In 2013 slang, they’re mic-droppers. One imagines Churchill triumphantly slamming down his microphone at the end of each speech and walking offstage, either to wild applause or — even better — the kind of stilled silence that follows a tornado.
I was surprised to find that reality was considerably less dramatic. As it turns out, each of Churchill’s speeches was followed by parliamentary debate — which, based on the transcripts, showed precious little uplift from what came before it.
Check out the transcript of what follows the “We shall fight on the beaches” speech of June 4.
Churchill wraps up the all-time balls-to-the-wall, fight-to-the-death peroration — and then the Right Honourable Members from Keighley, Glasgow Bridgeton, Daventry and Bassetlaw promptly begin debating a point of order.
And then, the representatives of West Ham Plaistow and Bassetlaw get all up in each other’s grills:
“You should go out.”
“I would if I were younger.”
“You have no right to make remarks of that kind.”
Uh, guys? I thought we were fighting the odious apparatus of Nazi rule, not each other.
Some of the same nonsense shows up in the transcript of the “This was their finest hour” speech of June 18, which again ends on a rousing note.
The gentleman from Keighley says “one sentence can summarize what we feel,” and delivers himself of four. The member from Bethnal Green South-West says he “has only a word to say,” then spits out 91.
Then, Col. Josiah Wedgwood of Newcastle-under-Lyme outdoes them both. Acknowledging that Churchill probably doesn’t want him to speak, he ignores two choruses of noes from his fellow members and proceeds to discuss how discouraged the average Briton is.

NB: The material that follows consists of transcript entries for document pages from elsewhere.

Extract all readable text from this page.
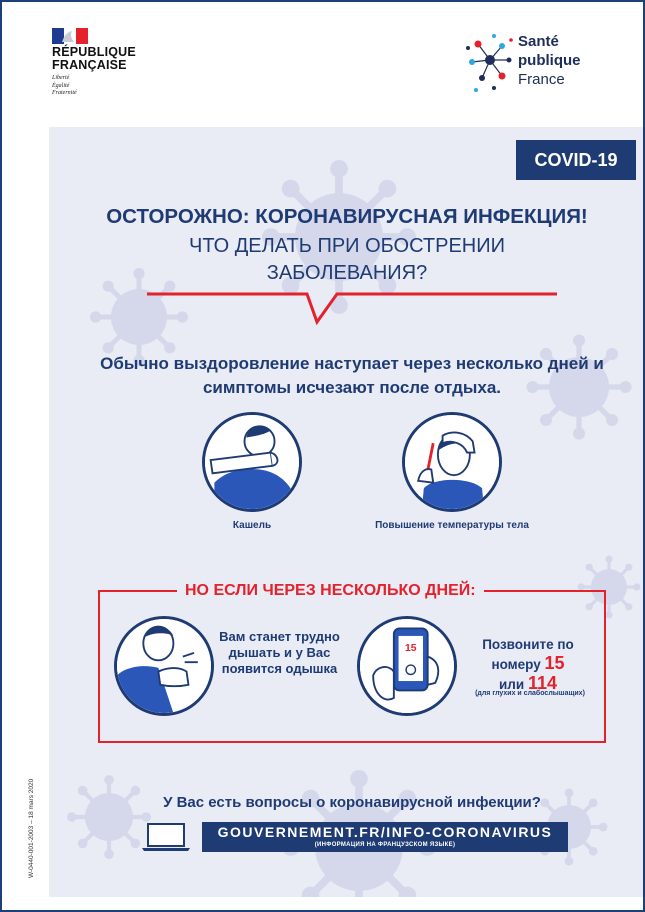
RÉPUBLIQUE
FRANÇAISE
Liberté
Égalité
Fraternité
Santé
publique
France
COVID-19
ОСТОРОЖНО: КОРОНАВИРУСНАЯ ИНФЕКЦИЯ!
ЧТО ДЕЛАТЬ ПРИ ОБОСТРЕНИИ ЗАБОЛЕВАНИЯ?
Обычно выздоровление наступает через несколько дней и симптомы исчезают после отдыха.
Кашель	Повышение температуры тела
НО ЕСЛИ ЧЕРЕЗ НЕСКОЛЬКО ДНЕЙ:
Вам станет трудно дышать и у Вас появится одышка
15	Позвоните по номеру 15
или 114
(для глухих и слабослышащих)
W-0440-001-2003 – 18 mars 2020	У Вас есть вопросы о коронавирусной инфекции?
GOUVERNEMENT.FR/INFO-CORONAVIRUS
(ИНФОРМАЦИЯ НА ФРАНЦУЗСКОМ ЯЗЫКЕ)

It comes across in print as a performance of remarkable daftness, even by the woolly, distanced standards of British aristocracy.
I guess I should have expected that Churchill’s speeches would be followed by floor debate. They did take place in Parliament, after all.
And I shouldn’t be surprised that no other speaker rose anywhere near Churchill’s level of eloquence. Very few ever have.
It’s still dispiriting to see that even the most stirring of clarion calls and most compelling of visions couldn’t stir political leaders to lift their heads above their knitting, put aside the parliamentary niceties for a change, and charge forward as one.
Thankfully, the Royal Air Force rose to the occasion better than the politicians did.